Voor de volledigheid van het verhaal moeten we ook vermelden dat we in Nellis
AFB nog even gaan poolshoogte nemen tijdens een aan de gang zijnde Red Flag. Dit
bezoek heeft plaats in november 1983. Over dit bezoek zijn we wat ontgoocheld
omdat de staf van Red Flag vrij afstandelijk doet en omdat we weinig briefings
mogen bijwonen wegens "American ears and eyes only". Jaren later kunnen
we wat meer begrip opbrengen voor de stugge houding van de USAF tijdens dit
bezoek. Na de Red Flag van november 1983 werd de F-117A operationeel verklaard.
Men wou dus geen pottenkijkers in de omgeving. Het bestaan van de stiekemerd
werd trouwens pas in november 1988 officieel bekend gemaakt.

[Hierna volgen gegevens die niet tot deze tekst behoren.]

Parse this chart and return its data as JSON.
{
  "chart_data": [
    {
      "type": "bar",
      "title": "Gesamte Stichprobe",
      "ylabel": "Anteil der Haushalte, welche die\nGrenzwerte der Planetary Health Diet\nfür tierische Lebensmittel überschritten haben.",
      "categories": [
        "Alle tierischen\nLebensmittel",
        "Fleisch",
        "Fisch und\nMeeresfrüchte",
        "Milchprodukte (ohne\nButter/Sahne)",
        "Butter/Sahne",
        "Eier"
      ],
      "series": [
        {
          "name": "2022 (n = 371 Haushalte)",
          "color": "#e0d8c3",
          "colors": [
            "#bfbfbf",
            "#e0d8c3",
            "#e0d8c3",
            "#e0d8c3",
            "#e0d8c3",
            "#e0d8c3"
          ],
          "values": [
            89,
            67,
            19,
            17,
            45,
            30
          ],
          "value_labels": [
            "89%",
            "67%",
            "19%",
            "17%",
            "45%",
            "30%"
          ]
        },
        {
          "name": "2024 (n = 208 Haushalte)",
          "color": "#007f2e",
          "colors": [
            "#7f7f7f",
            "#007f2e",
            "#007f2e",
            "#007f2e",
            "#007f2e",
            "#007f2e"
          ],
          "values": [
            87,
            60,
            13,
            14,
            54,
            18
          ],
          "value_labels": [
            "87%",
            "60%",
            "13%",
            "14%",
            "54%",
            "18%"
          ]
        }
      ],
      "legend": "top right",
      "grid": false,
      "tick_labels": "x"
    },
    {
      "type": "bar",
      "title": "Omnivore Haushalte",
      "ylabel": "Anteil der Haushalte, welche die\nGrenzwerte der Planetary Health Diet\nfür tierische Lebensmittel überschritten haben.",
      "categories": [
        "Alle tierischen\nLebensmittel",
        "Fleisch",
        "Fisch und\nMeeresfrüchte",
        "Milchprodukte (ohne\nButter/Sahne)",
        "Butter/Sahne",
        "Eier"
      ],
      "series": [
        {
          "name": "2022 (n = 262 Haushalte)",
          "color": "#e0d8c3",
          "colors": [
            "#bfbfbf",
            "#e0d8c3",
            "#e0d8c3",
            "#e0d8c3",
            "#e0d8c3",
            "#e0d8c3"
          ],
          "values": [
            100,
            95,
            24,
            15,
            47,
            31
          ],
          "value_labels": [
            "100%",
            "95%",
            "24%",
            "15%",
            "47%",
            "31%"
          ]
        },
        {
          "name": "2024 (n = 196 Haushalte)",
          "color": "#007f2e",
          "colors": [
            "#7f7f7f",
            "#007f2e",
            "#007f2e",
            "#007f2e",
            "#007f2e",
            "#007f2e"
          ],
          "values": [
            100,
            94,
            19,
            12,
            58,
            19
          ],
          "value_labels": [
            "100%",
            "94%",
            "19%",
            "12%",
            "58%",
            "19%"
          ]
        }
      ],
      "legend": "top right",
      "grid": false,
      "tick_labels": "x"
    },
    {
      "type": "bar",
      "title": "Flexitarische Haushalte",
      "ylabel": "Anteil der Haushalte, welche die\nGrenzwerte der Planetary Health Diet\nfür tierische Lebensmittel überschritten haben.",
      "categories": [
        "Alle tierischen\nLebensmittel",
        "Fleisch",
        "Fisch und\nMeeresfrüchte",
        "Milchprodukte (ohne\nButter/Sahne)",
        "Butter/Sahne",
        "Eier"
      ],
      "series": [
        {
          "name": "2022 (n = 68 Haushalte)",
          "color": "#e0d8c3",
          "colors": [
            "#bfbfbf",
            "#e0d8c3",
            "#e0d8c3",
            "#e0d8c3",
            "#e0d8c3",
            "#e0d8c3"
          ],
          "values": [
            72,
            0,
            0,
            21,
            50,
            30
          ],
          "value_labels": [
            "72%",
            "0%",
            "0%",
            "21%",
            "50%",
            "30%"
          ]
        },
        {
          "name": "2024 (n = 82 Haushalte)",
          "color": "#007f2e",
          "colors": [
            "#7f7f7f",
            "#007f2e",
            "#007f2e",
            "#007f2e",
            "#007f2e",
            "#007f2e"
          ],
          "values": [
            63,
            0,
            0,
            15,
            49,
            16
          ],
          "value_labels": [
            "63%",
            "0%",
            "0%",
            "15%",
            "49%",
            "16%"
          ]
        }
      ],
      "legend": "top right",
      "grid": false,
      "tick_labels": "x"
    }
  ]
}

De planningsconferentie van april 1984 zou dus de laatste etappe worden op weg
naar onze deelname aan Red Flag. Als DetCo word ik er vergezeld door de DOO en
de technische officier. Ook een vertegenwoordiger van VS3 is aanwezig. Na de
conferentie zouden we over alle informatie moeten kunnen beschikken om alle
deelnemers op de best mogelijke manier te informeren en voor te bereiden. De
staf van Red Flag is deze maal zeer inschikkelijk. Voor dat de conferentie van
start gaat heeft elk EPAF-land zijn specifieke wensen kunnen kenbaar maken en
weten we precies hoeveel vluchten er in elke discipline zullen gevlogen worden.
Qua luchtverdediging valt wel enige teleurstelling te noteren omdat onze
fighters in het scenario zich niet aan de zijde van de Agressors kunnen
scharen. Geen red air maar wel blue air namelijk onze
aanvalsvliegtuigen of mud movers beschermen. Deze laatsten zijn wel in
hun nopjes want de core unit is Seymour Johnson AFB N.C., uitgerust met
de goeie ouwe F-4E. Het scenario voor de oefening zal gebouwd worden rond de
vernietiging van vijandelijke lucht- en grondverdedigingsmiddelen. EPAF zal in
totaal gedurende de 6 weken 480 sorties vliegen. Het deelnemersveld is zeer
uitgebreid en gevarieerd met ondermeer F-14’s en F-18’s, F-15’s en F-111’s,
A-6’s en A-7’s, A-10’s en OA-37’s, B-52’s en C-130’s om er maar enkelen te
noemen. We zijn erg tevreden over de spiksplinternieuwe infrastructuur. De
mission planners zullen ongetwijfeld in hun nopjes zijn. Er zijn ook
voldoende en ruime lokalen beschikbaar, voorzien van de nodige
communicatiemiddelen, voor elke EPAF. Het auditorium als centrum van de
belangrijkste briefings en debriefings maakt indruk. Ook voor de logistieke
ondersteuning wordt voldoende hangarruimte beschikbaar gesteld. Na het bestellen
van de nodige oefenbommetjes (BDU-33) en echte bommen (de MK-82 LD of een
vijfhonderd ponder zonder remvinnen) zijn we er bijna klaar voor. Alleen moeten
we ons logementprobleem nog oplossen. En zelfs dat lukt ons. De USAF gaat
akkoord om voor de volledige periode van Red Flag 84/4 tegen een redelijke prijs
15 logementen voor de EPAF-piloten beschikbaar te stellen. We hebben het gevoel
dat we aan ons grote avontuur kunnen beginnen. We storen ons trouwens niet aan
de opmerking van onze Amerikaanse collega’s, die van oordeel zijn dat een
transatlantische ontplooiing met 12 F-16’s slechts ondersteunen met een
luchttransport van 1 C-130 en 1 B-727 mission impossible wordt. Voor een
vergelijkbare ontplooiing naar Engeland het jaar voordien had een USAF F-16
smaldeel immers 3 C-141’s en 6 C-130’s nodig.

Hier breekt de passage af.